Но вот через полчаса я обратил внимание, что после перекура на балконе некоторые из ребят возвращаются очень уж счастливыми. Разгадка долго не заставила себя ждать: улучив момент, мне в ухо зашептал Николай:

– Водку будешь?

Я отказался. И в этот миг наткнулся на насмешливые, все понимающие глаза Кати. В эти секунды я растерял всю свою волю, будто оглушило меня – из девичьих глаз брызнуло ядом, и враз окоченевший разум даже не пискнул, а душа застонала, как раненая птица. Мне в вихревом наплыве эмоций захотелось выкинуть что-то из ряда вон выходящее: подойти к Кате и при всех поцеловать ее, или встать на голову, или пройтись по перилам балкона…

– Антон, – окликнули меня. И, как заблудившийся в лесу путник, слыша голос, бросается на него с надеждой, так и я всем своим существом уцепился за него.

В двух шагах от меня стояла Маша. В черном, траурного цвета, свитере и клетчатой юбке она производила странное волнующее впечатление.

– Пойдем потанцуем?

Скажу честно: танцую я не ахти как. Здесь сыграл свою роль очередной комплекс: не мог выносить обращенных на себя взглядов. А в деревенском клубе так и пялятся, так и пялятся… Тоня танцевала – хоть бы хны, а я отсиживался в уголочке.

И сейчас мы с Машей начали не очень-то ловко, движения мои сковывала неуверенность, но затем все-таки попал в ритм волнообразного неспешного скольжения…

Грянул тяжелый рок. Все вокруг возопили, воздев руки, пары распались – в образовавшийся водоворот втянуло и нас с Машей.

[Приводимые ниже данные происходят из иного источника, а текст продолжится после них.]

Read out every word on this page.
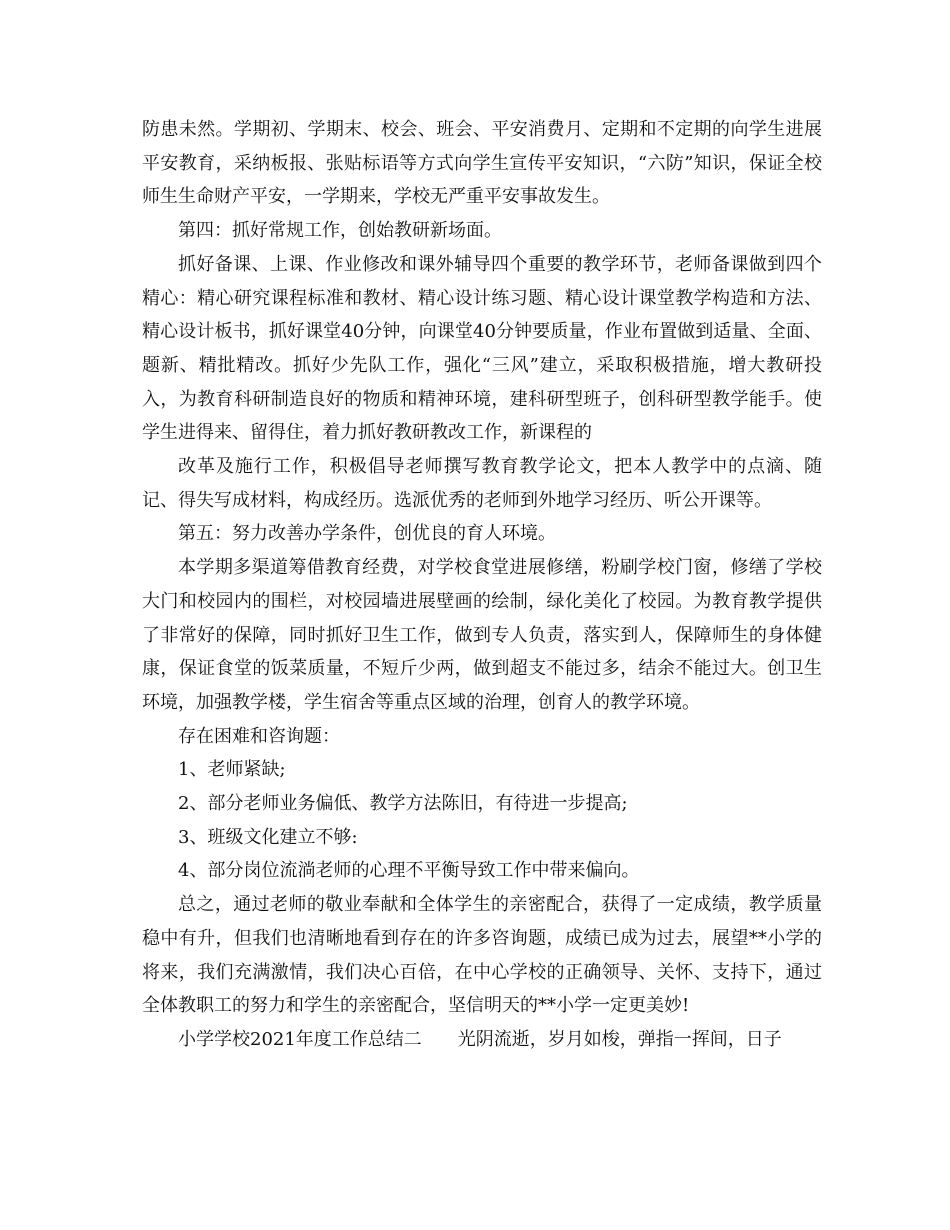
防患未然。学期初、学期末、校会、班会、平安消费月、定期和不定期的向学生进展平安教育，采纳板报、张贴标语等方式向学生宣传平安知识，“六防”知识，保证全校师生生命财产平安，一学期来，学校无严重平安事故发生。

第四：抓好常规工作，创始教研新场面。

抓好备课、上课、作业修改和课外辅导四个重要的教学环节，老师备课做到四个精心：精心研究课程标准和教材、精心设计练习题、精心设计课堂教学构造和方法、精心设计板书，抓好课堂40分钟，向课堂40分钟要质量，作业布置做到适量、全面、题新、精批精改。抓好少先队工作，强化“三风”建立，采取积极措施，增大教研投入，为教育科研制造良好的物质和精神环境，建科研型班子，创科研型教学能手。使学生进得来、留得住，着力抓好教研教改工作，新课程的

改革及施行工作，积极倡导老师撰写教育教学论文，把本人教学中的点滴、随记、得失写成材料，构成经历。选派优秀的老师到外地学习经历、听公开课等。

第五：努力改善办学条件，创优良的育人环境。

本学期多渠道筹借教育经费，对学校食堂进展修缮，粉刷学校门窗，修缮了学校大门和校园内的围栏，对校园墙进展壁画的绘制，绿化美化了校园。为教育教学提供了非常好的保障，同时抓好卫生工作，做到专人负责，落实到人，保障师生的身体健康，保证食堂的饭菜质量，不短斤少两，做到超支不能过多，结余不能过大。创卫生环境，加强教学楼，学生宿舍等重点区域的治理，创育人的教学环境。

存在困难和咨询题：

1、老师紧缺;

2、部分老师业务偏低、教学方法陈旧，有待进一步提高;

3、班级文化建立不够:

4、部分岗位流淌老师的心理不平衡导致工作中带来偏向。

总之，通过老师的敬业奉献和全体学生的亲密配合，获得了一定成绩，教学质量稳中有升，但我们也清晰地看到存在的许多咨询题，成绩已成为过去，展望**小学的将来，我们充满激情，我们决心百倍，在中心学校的正确领导、关怀、支持下，通过全体教职工的努力和学生的亲密配合，坚信明天的**小学一定更美妙!

小学学校2021年度工作总结二　　光阴流逝，岁月如梭，弹指一挥间，日子
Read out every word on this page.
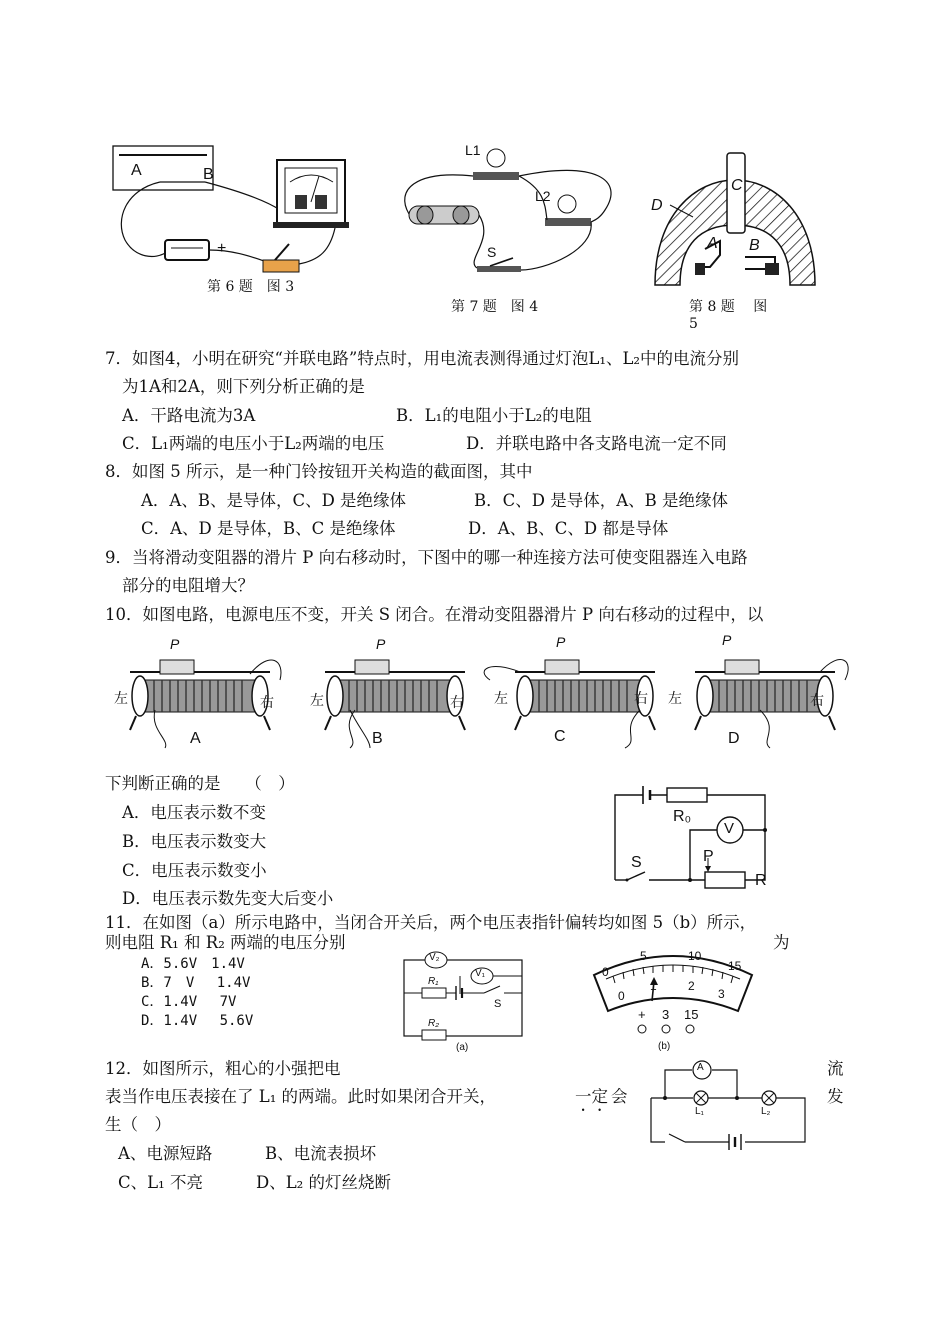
A	B
+
第 6 题　图 3
L1
L2
S
第 7 题　图 4
C
D
A B
第 8 题　 图
5
7．如图4，小明在研究“并联电路”特点时，用电流表测得通过灯泡L₁、L₂中的电流分别
为1A和2A，则下列分析正确的是
A．干路电流为3A	B．L₁的电阻小于L₂的电阻
C．L₁两端的电压小于L₂两端的电压	D．并联电路中各支路电流一定不同
8．如图 5 所示，是一种门铃按钮开关构造的截面图，其中
A．A、B、是导体，C、D 是绝缘体	B．C、D 是导体，A、B 是绝缘体
C．A、D 是导体，B、C 是绝缘体	D．A、B、C、D 都是导体
9．当将滑动变阻器的滑片 P 向右移动时，下图中的哪一种连接方法可使变阻器连入电路
部分的电阻增大？
10．如图电路，电源电压不变，开关 S 闭合。在滑动变阻器滑片 P 向右移动的过程中，以
P	P	P	P
左	右	左	右 左	右 左	右
A	B	C	D
下判断正确的是　　（　）
A．电压表示数不变
B．电压表示数变大
C．电压表示数变小
D．电压表示数先变大后变小
R₀
V
S	P
R
11．在如图（a）所示电路中，当闭合开关后，两个电压表指针偏转均如图 5（b）所示，
则电阻 R₁ 和 R₂ 两端的电压分别	为
A．5.6V　1.4V
B．7　V　 1.4V
C．1.4V　 7V
D．1.4V　 5.6V
V₂
V₁
R₁
S
R₂
(a)
0
5	10
15
0
1	2
3
+ 3 15
(b)
12．如图所示，粗心的小强把电	流
表当作电压表接在了 L₁ 的两端。此时如果闭合开关，	一定 会	发
生（　）
A、电源短路	B、电流表损坏
C、L₁ 不亮	D、L₂ 的灯丝烧断
A
L₁	L₂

И здесь я ничем особо себя не проявлял, слабо дрыгая ногами и где-то внутри себя ощущая некое стеснение от того, что вот так неразумно, как болванчик, дергаю головой и всеми остальными частями тела. А около Маши вообще можно было ощутить себя неполноценным: так чудесно и раскованно взаимодействовали между собой ее руки и ноги, вся она будто пропиталась музыкой.

Блистал Авдеев: он вращался в центре круга, образованного всей честной компанией, Как блуждающий маятник, и, когда звучание музыки возрастало до шаманного экстаза, Сашка отрывался от пола с полупридушенным криком, затем чуть не валился навзничь, едва не бился затылком о палас: голова моталась, как свинченная с резьбы. Красная плиссированная юбка Башкирцевой билась где-то сбоку, как пламя.

… Ребята снова двинулись на балкон «покурить», я же, проводив Машу к Алексею как истый джентльмен, вдруг замер: Катя из прихожей сделала мне приглашающий жест – подойди, мол.

Я вступил в прихожую, но Катя уже улетела вперед и, полуобернувшись, повторила тот же приглашающий жест.

Мы оказались, как я понял, в отцовском кабинете. Длинный, метра два, наверное, стол, горы книг живописно резали пространство острыми углами, и снова на стенах полки: и книги, книги, книги.

Я остановился на пороге, не понимая, зачем мы сюда зашли. Катя втянула меня в комнату за рукав, молча, с насупленным лицом; подошла к одной из книжных полок, сдвинула книги, пошарила за ними и вытянула оттуда… бутылочку полуизогнутой необычной формы.

– На, пей. Но только два глотка, – возбужденным быстрым движением протянула она мне бутылочку.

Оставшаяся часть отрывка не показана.